Data Collection We built a custom MQL5 tool to calculate and record indicator values directly from the chart into a structured dataset. This ensured the data matched exactly what a trader would see, with over 5 years of SPY daily history.

Variable Analysis Before building any model, we analysed each variable independently against forward returns to understand which conditions were actually predictive. The feature set covered RSI, CCI, ADX, and Z-Score, along with their rate of change over multiple lookback periods, and directional momentum over 15, 25, and 40-day windows.
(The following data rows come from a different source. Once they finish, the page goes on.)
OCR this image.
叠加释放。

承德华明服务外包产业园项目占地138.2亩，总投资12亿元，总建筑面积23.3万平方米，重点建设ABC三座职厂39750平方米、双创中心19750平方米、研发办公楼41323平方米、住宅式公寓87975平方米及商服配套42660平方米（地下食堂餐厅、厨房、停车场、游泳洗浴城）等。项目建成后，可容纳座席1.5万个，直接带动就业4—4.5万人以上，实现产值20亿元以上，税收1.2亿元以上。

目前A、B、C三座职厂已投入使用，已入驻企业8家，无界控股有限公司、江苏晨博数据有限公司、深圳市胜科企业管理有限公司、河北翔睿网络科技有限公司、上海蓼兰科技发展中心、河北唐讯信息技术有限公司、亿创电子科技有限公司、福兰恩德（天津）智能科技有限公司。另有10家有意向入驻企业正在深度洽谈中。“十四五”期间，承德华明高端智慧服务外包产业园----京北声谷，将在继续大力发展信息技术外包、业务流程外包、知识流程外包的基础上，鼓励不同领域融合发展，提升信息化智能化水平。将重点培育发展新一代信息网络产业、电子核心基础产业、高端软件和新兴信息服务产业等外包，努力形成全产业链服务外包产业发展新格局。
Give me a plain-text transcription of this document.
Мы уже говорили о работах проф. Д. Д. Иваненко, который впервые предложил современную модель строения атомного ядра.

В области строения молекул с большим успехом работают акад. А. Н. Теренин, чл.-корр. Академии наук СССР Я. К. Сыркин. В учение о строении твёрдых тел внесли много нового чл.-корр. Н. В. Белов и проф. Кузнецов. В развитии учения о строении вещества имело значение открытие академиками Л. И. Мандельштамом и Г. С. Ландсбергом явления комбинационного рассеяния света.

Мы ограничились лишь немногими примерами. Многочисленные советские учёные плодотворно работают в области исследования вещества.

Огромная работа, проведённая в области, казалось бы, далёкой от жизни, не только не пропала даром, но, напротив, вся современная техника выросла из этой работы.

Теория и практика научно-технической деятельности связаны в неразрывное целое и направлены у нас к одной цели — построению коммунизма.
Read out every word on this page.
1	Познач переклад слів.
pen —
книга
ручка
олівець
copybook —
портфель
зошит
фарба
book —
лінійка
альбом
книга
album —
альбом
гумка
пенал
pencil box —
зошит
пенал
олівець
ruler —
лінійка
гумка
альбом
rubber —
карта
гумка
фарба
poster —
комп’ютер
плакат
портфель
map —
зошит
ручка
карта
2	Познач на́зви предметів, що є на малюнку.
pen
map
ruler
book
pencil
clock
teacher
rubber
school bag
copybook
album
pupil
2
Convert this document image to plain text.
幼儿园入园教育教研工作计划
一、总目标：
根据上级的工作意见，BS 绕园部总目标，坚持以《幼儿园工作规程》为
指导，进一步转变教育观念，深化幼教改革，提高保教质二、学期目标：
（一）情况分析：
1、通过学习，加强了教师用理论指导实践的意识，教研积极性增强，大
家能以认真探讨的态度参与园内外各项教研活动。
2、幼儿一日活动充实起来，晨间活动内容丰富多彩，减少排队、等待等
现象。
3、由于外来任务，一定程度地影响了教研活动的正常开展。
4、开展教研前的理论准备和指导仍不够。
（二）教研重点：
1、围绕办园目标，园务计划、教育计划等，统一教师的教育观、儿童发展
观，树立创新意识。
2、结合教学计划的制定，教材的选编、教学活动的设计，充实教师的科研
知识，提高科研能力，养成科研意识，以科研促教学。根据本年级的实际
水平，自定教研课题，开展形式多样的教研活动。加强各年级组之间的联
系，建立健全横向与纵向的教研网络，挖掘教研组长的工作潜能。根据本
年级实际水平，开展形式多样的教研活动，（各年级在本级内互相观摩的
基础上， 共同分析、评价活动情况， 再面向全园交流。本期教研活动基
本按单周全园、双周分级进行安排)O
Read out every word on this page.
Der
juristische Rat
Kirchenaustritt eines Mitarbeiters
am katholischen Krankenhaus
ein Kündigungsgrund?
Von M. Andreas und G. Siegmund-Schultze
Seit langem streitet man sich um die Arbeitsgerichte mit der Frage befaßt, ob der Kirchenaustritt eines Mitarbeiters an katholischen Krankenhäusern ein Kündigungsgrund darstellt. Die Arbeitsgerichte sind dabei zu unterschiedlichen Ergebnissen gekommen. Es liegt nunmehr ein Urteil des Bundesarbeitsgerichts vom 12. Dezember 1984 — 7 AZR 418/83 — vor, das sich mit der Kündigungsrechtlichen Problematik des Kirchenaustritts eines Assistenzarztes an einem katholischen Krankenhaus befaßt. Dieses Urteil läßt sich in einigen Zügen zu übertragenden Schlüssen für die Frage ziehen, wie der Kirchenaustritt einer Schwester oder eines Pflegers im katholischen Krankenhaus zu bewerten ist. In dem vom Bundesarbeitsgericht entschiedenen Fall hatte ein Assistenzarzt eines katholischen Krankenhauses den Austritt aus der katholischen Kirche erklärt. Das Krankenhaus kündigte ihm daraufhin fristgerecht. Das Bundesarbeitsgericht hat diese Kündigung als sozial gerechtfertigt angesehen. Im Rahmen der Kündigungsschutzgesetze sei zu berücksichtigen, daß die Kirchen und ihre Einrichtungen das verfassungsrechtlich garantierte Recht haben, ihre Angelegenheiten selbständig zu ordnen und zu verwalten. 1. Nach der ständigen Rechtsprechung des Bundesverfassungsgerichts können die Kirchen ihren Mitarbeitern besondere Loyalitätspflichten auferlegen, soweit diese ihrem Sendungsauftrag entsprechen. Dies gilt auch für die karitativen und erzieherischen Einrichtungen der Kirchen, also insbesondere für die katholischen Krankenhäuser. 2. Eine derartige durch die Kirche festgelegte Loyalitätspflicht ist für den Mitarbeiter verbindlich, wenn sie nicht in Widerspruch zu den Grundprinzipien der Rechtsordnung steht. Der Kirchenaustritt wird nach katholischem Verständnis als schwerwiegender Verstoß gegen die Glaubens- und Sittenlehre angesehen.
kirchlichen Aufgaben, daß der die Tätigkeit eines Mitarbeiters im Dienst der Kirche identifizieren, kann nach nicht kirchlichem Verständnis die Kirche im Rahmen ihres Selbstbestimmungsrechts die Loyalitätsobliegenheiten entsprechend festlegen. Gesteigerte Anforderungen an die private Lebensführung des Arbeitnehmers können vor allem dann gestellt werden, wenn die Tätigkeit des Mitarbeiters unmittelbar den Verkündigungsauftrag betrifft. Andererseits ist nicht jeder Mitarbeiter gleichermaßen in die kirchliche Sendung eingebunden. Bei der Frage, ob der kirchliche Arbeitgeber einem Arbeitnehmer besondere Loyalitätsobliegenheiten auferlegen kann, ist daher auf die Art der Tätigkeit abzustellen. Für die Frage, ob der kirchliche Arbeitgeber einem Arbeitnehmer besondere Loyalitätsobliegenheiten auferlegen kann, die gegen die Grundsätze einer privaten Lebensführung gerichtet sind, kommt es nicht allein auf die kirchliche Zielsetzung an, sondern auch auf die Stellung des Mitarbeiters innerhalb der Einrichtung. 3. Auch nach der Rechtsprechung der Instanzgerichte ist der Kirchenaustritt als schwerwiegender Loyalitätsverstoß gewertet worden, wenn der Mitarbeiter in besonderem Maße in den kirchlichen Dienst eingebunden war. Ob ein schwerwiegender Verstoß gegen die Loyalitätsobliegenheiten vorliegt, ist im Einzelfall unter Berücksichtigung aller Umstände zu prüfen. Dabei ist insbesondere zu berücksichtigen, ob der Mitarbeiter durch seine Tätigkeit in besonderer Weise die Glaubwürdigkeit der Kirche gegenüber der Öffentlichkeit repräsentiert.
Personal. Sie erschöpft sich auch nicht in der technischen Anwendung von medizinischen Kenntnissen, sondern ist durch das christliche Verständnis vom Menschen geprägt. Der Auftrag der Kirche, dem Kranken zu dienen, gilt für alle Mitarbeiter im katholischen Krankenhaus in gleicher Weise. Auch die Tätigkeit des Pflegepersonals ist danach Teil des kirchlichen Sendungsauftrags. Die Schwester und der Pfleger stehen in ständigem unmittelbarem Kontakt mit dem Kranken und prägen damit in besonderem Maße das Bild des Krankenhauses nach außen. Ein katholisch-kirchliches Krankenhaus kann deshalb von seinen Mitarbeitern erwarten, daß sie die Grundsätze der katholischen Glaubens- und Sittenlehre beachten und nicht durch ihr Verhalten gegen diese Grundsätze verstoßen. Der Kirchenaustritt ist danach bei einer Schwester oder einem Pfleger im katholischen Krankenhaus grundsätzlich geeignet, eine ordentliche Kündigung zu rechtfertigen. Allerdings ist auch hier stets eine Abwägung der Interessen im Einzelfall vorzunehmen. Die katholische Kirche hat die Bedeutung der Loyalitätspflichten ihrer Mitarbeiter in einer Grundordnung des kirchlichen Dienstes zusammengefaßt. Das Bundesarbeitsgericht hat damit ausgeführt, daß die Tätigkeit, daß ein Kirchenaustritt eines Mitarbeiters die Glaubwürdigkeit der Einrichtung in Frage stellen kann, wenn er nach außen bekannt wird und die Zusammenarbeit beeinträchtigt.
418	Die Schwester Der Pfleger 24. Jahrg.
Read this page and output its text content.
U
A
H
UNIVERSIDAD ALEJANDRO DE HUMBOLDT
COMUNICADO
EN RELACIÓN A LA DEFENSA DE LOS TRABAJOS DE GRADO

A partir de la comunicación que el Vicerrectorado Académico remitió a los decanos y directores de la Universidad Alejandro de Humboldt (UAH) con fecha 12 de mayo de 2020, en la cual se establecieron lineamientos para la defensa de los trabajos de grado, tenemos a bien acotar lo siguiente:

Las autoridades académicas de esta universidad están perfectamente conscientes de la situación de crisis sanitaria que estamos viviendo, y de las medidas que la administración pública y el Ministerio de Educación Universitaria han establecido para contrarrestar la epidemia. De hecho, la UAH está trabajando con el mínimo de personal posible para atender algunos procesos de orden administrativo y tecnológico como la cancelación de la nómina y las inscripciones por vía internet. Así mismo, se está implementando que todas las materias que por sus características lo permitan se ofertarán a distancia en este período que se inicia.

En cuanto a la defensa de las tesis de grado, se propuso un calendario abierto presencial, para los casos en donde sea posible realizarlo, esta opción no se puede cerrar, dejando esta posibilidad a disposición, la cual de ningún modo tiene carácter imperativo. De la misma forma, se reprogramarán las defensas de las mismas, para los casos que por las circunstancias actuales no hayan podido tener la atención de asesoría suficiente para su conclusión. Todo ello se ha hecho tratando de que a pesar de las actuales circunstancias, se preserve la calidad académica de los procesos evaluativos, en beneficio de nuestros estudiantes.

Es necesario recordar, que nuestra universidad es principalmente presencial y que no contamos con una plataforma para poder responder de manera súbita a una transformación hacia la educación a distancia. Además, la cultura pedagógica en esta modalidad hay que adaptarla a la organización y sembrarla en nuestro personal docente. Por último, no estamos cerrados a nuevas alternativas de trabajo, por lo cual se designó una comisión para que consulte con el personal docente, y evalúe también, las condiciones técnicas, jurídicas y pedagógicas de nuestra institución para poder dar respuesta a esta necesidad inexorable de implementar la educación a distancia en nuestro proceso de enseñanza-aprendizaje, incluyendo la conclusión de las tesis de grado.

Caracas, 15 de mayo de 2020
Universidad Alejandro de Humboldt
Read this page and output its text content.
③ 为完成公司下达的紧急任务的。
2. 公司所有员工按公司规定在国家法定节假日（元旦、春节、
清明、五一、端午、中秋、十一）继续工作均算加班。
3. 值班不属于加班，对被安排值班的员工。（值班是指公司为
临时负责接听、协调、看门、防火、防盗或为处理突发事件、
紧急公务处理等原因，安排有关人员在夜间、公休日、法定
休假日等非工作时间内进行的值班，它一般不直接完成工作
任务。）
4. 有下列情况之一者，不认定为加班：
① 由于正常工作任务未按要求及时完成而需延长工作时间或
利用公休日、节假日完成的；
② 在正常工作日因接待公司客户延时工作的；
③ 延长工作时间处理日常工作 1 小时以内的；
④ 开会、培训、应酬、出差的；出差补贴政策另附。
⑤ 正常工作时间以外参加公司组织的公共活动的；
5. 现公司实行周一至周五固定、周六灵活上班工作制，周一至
Model Testing We tested multiple approaches: logistic regression, random forest, gradient boosting, and ensemble combinations. Each model was evaluated on training, validation, and test sets split chronologically to avoid look-ahead bias. Random forest showed clear signs of overfitting. Gradient boosting was comparable to logistic regression but without meaningful improvement. Logistic regression produced the most reliable and generalisable results.

Strategy Logic Rather than investing all capital at once on a signal, the strategy allocates a small slice of capital each day a buy signal fires over a 15-day window. This creates a staggered entry approach that smooths out timing risk. On average, the model kept around 50% of capital deployed at any given time, only committing when signals were strong.

Results

On the combined validation and test set, the model produced a 34.5% cumulative return with a maximum drawdown of 6.87%, giving a return-to-drawdown ratio of 5.02. Across the full dataset, it returned 90.93% with an 11.84% max drawdown and a ratio of 7.68.

The model achieves this by staying invested only around 50% of the time, deploying capital selectively when signals are strong rather than holding through all market conditions. This results in significantly lower drawdowns and smoother capital growth compared to passive exposure.